I write on behalf of Grassy Plains, LLC, the developer of The Reserve at Poplar Plains. The Reserve is a planned unit development of 13 houses on 35 acres in Westport. Nine of the homes have been built and sold.

Last year, during the construction of three of the homes, earthwork was performed to level backyards. A retaining wall and a rock stabilized slope were built in upland areas. Not one square inch of wetlands has been touched or impacted by the earthwork. The town of Westport has issued Conservation Certificates of Compliance, Zoning Permits and a Certificate of Occupancy for the earthwork and the retaining wall.

The Reserve is the only development in Westport in an Open Space Residential District. For all other developments with single-family houses, site modifications require staff approval only. Neither the town employees nor Grassy Plains, LLC, focused on the additional requirement, unique to The Reserve, requiring a modification of the overall site plan.

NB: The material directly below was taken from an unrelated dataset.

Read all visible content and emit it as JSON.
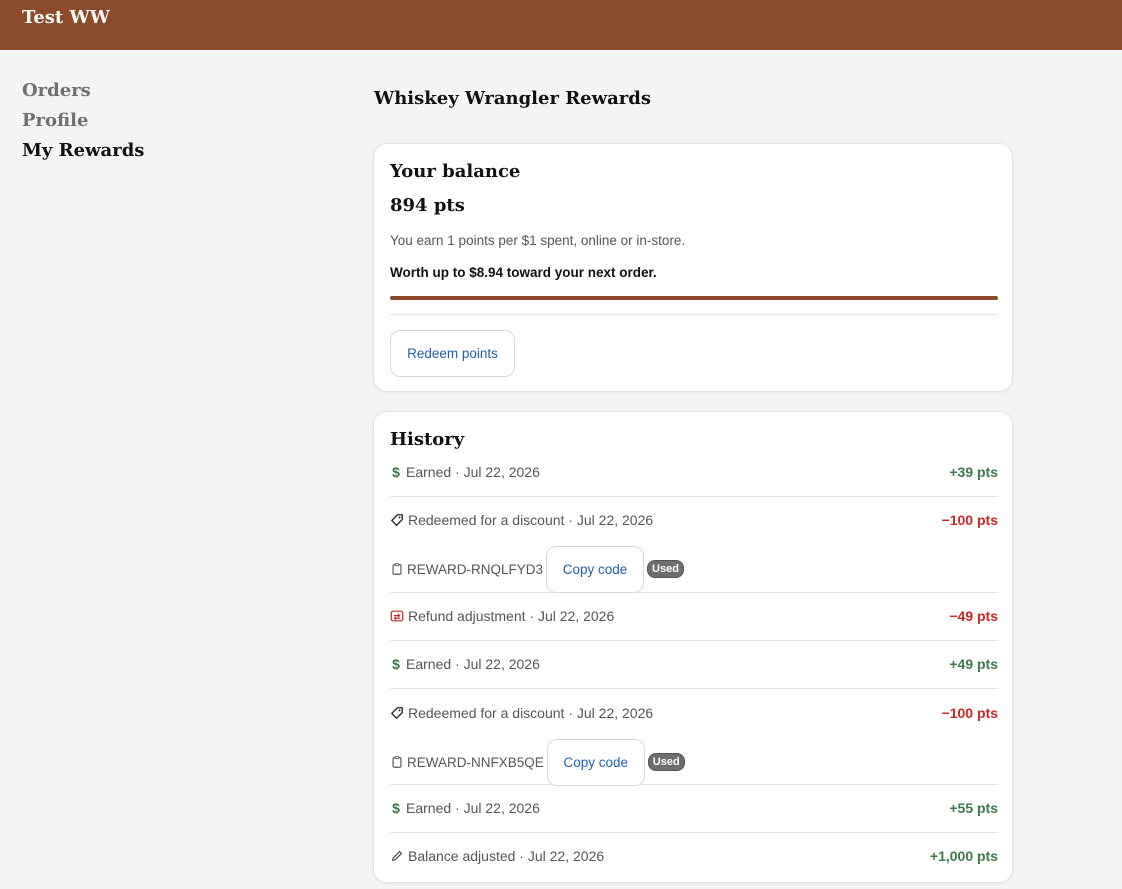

Grassy Plains, LLC, has applied to address this additional regulatory requirement. If the application is denied, the earthwork and retaining structures will be removed.

An independent environmental expert selected by the Conservation Department has opined that the earthwork benefits the development and benefits the nearby wetlands by separating the activities associated with human habitation from sensitive areas. According to the expert, the removal of the earthwork and the retaining structures will harm the environment.

Certain concerned citizens have expressed dismay that the town’s land-use rules have been violated. Grassy Plain’s compliance with a variety of municipal land-use regulations is evidence that the rules were not ignored. However, the rules were imperfectly followed.

The situation presents the following questions for the Westport Conservation Commission and the Westport Planning and Zoning Commission:

What should the commissions do when an applicant has performed work, with some, but not all required approvals, when the work actually benefits the environment and when the removal of the work will harm the environment?

Should the commissions require the applicant to remove the work because strict adherence to the regulatory process is more important than the environment?

Put another way, should the commissions authorize the work in this situation because protecting the environment is more important than punishing the applicant?

As the pending applications go forward, a dialog on these issues would be helpful.